До открытия выставки оставалось десять минут, когда фотограф Гена Приходько нажал на кнопку спуска. Через четыре дня, сразу после закрытия выставки, Гена нажал на спуск второй раз. Сегодня, почитай через полвека, их интересно сравнивать, эти два снимка. Напряженные лица, развернутые плечи, крепко упертые в пол ноги на первом — все говорит о готовности до последнего стоять на своем. И веселые, счастливые, умытые радостью, смеющиеся лица — на втором. А в промежутке между ними четыре дня эйфории, четыре дня бесконечного праздника, четыре дня свободы. Через тридцать лет на официальном фестивале, устроенном в честь юбилея этой нонконформистской выставки, будет сказано много громких слов о том, что это было событие историческое, что с него начался крах советской власти, — простительные, хотя и безвкусные преувеличения.

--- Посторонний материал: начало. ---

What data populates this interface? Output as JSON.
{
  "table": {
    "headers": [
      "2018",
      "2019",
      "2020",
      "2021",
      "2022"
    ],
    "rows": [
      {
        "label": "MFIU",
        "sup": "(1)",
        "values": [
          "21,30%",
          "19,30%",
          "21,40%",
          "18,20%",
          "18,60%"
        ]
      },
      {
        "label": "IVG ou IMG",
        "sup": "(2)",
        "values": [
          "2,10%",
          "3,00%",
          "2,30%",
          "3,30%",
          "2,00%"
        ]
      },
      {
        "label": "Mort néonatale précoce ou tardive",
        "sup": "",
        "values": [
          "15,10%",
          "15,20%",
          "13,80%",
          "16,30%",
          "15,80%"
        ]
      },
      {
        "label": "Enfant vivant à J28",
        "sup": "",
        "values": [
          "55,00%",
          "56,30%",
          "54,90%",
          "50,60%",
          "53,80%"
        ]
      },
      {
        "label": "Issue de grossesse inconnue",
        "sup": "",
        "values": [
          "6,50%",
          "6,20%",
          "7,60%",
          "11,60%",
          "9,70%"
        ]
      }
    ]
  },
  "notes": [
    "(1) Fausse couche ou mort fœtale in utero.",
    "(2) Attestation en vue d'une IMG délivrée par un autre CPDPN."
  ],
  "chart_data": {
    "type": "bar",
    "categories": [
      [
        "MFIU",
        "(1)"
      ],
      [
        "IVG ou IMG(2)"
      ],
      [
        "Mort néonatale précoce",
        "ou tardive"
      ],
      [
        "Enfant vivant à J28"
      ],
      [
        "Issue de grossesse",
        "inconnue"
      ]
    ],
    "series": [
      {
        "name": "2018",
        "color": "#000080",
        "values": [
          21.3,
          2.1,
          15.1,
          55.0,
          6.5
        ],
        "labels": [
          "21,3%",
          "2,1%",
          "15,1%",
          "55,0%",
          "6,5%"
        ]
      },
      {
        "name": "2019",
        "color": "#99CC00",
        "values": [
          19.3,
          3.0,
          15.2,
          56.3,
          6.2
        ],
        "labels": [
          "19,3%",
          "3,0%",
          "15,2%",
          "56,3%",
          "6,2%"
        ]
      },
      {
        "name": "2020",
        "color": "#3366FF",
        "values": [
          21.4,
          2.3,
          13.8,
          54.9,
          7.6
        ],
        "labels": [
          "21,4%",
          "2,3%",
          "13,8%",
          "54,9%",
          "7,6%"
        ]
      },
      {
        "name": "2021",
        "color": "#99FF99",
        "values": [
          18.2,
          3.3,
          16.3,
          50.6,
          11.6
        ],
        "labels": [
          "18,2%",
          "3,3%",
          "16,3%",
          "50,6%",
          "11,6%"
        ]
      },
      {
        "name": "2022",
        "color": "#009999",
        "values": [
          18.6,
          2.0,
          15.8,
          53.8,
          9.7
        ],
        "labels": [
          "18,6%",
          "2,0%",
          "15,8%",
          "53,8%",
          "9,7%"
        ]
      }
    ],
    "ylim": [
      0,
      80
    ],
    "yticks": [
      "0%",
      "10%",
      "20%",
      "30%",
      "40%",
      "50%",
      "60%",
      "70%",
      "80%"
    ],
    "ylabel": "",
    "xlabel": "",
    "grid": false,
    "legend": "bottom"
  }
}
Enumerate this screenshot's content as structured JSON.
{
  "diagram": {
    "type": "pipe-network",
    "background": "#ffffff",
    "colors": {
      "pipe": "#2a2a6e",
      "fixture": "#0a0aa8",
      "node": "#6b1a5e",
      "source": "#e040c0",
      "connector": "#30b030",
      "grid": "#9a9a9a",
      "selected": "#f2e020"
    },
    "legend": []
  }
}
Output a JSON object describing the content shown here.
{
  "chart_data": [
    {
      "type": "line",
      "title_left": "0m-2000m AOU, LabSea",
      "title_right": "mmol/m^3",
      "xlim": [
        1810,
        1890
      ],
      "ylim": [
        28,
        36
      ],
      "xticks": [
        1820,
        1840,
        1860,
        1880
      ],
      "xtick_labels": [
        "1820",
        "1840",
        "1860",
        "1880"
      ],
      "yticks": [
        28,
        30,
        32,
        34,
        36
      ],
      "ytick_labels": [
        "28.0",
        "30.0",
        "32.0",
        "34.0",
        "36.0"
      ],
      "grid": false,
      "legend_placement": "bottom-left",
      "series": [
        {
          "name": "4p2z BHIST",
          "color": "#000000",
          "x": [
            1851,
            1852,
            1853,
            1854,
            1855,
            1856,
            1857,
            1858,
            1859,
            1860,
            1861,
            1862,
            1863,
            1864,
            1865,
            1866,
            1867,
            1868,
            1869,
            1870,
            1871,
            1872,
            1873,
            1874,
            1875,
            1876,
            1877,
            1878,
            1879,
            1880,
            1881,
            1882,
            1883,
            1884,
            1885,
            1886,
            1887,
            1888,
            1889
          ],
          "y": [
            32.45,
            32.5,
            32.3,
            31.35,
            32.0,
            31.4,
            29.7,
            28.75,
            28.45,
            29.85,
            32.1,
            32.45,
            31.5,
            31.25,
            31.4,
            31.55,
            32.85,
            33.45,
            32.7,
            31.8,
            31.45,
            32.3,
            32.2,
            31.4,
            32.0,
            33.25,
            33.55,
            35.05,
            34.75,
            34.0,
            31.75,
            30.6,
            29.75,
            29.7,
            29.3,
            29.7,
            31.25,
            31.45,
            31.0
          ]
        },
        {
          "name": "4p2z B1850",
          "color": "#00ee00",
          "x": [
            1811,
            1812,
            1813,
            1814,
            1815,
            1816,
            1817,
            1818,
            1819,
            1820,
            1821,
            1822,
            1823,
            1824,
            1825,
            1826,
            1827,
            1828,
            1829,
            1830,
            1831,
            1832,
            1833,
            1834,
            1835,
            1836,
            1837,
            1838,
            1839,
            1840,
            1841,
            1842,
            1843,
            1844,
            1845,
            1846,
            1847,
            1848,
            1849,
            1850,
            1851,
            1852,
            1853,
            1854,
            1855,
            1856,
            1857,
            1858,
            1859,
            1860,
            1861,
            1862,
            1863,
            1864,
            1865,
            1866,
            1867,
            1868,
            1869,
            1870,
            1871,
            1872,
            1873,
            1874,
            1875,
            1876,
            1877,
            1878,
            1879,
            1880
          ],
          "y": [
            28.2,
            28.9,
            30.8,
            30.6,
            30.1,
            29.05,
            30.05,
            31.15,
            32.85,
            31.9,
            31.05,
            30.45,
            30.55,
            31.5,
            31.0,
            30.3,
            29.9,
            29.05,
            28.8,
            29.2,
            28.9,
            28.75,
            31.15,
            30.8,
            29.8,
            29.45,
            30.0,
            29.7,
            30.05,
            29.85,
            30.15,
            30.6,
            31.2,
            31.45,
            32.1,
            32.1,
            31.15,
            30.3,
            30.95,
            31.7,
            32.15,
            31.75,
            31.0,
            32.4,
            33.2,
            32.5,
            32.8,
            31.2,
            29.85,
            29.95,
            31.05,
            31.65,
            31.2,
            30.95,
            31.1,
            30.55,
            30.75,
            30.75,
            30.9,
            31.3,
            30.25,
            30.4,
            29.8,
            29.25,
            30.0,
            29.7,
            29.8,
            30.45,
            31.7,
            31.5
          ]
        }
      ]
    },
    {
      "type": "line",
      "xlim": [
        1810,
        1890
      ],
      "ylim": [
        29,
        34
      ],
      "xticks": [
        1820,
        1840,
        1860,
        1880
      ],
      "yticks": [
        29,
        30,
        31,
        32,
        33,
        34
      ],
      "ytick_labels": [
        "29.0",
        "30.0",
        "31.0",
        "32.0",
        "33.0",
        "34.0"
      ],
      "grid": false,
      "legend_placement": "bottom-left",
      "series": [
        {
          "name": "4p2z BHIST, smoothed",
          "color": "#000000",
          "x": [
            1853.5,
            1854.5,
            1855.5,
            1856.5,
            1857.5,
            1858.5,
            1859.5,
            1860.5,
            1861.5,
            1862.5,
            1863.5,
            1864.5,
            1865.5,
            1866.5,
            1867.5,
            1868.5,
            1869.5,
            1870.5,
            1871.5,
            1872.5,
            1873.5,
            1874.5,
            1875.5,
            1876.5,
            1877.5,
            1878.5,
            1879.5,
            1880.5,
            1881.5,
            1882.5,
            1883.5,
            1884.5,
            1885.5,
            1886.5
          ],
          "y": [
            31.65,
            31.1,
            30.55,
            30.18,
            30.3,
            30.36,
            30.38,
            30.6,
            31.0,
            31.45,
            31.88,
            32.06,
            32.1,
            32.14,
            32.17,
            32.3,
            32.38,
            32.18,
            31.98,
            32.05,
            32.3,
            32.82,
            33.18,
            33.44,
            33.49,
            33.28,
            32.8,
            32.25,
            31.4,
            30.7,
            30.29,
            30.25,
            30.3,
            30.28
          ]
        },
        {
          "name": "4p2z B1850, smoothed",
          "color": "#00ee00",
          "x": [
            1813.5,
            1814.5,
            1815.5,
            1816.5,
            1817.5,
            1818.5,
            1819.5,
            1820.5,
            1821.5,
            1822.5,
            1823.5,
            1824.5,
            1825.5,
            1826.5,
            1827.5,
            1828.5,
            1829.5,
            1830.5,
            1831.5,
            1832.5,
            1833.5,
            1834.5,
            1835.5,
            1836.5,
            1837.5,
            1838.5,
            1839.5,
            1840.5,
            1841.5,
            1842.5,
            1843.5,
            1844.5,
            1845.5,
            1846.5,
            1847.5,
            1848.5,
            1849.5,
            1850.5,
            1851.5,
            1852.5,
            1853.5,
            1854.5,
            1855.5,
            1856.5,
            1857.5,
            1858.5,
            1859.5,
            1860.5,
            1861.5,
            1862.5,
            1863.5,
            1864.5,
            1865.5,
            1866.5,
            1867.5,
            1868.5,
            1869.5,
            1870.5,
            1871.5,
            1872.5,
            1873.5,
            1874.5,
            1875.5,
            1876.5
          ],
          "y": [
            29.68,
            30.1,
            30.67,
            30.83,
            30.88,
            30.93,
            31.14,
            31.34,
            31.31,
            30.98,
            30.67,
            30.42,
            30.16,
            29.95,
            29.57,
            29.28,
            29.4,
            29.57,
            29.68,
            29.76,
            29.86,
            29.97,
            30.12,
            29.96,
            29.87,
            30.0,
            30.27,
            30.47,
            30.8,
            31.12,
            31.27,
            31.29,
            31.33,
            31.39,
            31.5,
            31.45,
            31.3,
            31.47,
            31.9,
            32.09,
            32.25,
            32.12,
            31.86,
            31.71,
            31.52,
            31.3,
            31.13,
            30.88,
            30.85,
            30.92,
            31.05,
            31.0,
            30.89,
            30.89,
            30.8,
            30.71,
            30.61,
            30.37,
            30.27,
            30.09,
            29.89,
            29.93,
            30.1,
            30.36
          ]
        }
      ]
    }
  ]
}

Конечно же, в лучшем случае это событие послужило причиной появления крохотной, незначительной трещинки в монолите советской власти. Что до историчности этого события, то несмотря на известную справедливость этого утверждения, в конце концов это действительно была первая свободная выставка в СССР начиная с 1929 года.
Важно совсем другое: за эти четыре дня в большинстве, если не во всех участниках — людях разных, порой не очень талантливых, порой не очень умных, иной раз не очень порядочных, не бог весть каких симпатичных, со всякими не самыми приятными чертами характера и не самыми хорошими свойствами, — прорвалось из тайников души и глубин сердца все лучшее, что может быть в человеке.
Их победа была временной. Власть быстро возьмет реванш. Кого-то погонят с работы, кого-то арестуют, кто-то погибнет, кто-то уедет и сгинет за границей, кто-то наложит на себя руки. Кто-то в новой России превратится в подобие тех, против кого восставал. А кому-то судьба улыбнется. У большинства ожидания не сбудутся, надежды не воплотятся, но разве не общая это для всех человеков участь? Все будет по-разному, и все будет как у всех. Но сейчас, в секунду, когда палец фотографа Гены Приходько замер на кнопке спуска, они еще ничего этого не знают, и прекрасны, беззаботны, счастливы и удивительно красивы их лица…
На этом мы закончим говорить о выставке в ДК им. Газа в замерзшем Ленинграде 1974 года. О ней и без нас достаточно написано, и те, кто хочет ознакомиться с историей тех давнишних дней, без труда могут это сделать, обратившись хотя бы к фундаментальному исследованию А. Басина «Газаневщина».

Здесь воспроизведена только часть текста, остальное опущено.